For the sake of completeness, this article wouldn’t be finished without looking at a liquidity provider that contributes two tokens in equal proportions to a traditional liquidity pool.

In our diagram, imagine a scenario where we have a 50–50 pool with 3 Token A and 4 Token B contributed entirely by a single liquidity provider. An outside trader performs a swap on this liquidity pool by swapping 2 Token B for 1 Token A and the final state of the pool after the swap is 2 Token A and 6 Token B. The initial value of the pool was $8 and the final value of the pool after the trade is $12 (The cumulative value of each respective token in the pool is $6). If the liquidity provider had not provided liquidity and instead held onto his tokens (3 Token A + 4 Token B), then the cumulative value would be $13.

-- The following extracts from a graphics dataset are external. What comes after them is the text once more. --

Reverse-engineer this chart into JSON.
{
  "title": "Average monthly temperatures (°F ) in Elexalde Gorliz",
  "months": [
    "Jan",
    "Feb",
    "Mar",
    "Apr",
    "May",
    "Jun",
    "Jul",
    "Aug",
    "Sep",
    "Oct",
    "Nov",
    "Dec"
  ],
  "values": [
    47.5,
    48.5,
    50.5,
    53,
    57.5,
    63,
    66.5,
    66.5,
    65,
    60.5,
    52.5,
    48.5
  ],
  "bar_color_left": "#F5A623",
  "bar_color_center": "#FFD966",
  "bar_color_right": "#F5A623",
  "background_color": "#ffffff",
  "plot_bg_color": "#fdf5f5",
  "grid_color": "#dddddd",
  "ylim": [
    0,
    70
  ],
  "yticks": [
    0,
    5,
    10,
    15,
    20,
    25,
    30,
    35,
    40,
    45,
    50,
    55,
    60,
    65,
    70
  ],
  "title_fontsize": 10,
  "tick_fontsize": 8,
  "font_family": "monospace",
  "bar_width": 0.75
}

The difference between the HODL value ($13) vs. the value of his tokens after the swap ($12) is $1. This $1 difference is what is known as divergence loss (or more colloquial as impermanent loss).

On Bancor 3, there are no dual-sided pool tokens. Imagine that an LP just provided the Token A token in the pool and the protocol provided the Token B. In this case, the $1 or ~7.7% of impermanent loss cost on a dual sided pool translates to a 33% deficit in Token A and a 50% surplus in Token B. Note, that even though token A is in deficit and token B is in surplus, the cumulative dollar value of each respective token is equivalent ($6 Token A vs $6 Token B).

There are some advantages from an LP perspective for a single side deposit model which includes:

Single asset exposure: a liquidity provider is not forced to sell half of their tokens to provide liquidity. Rather, they can be long on their token and not have to worry about being forcefully exposed to another token.

Capital efficiency: providing liquidity single sided means that half of your capital is freed up for other purposes. This means that you are more capital efficient as you can use this free liquidity for other yield generating activities.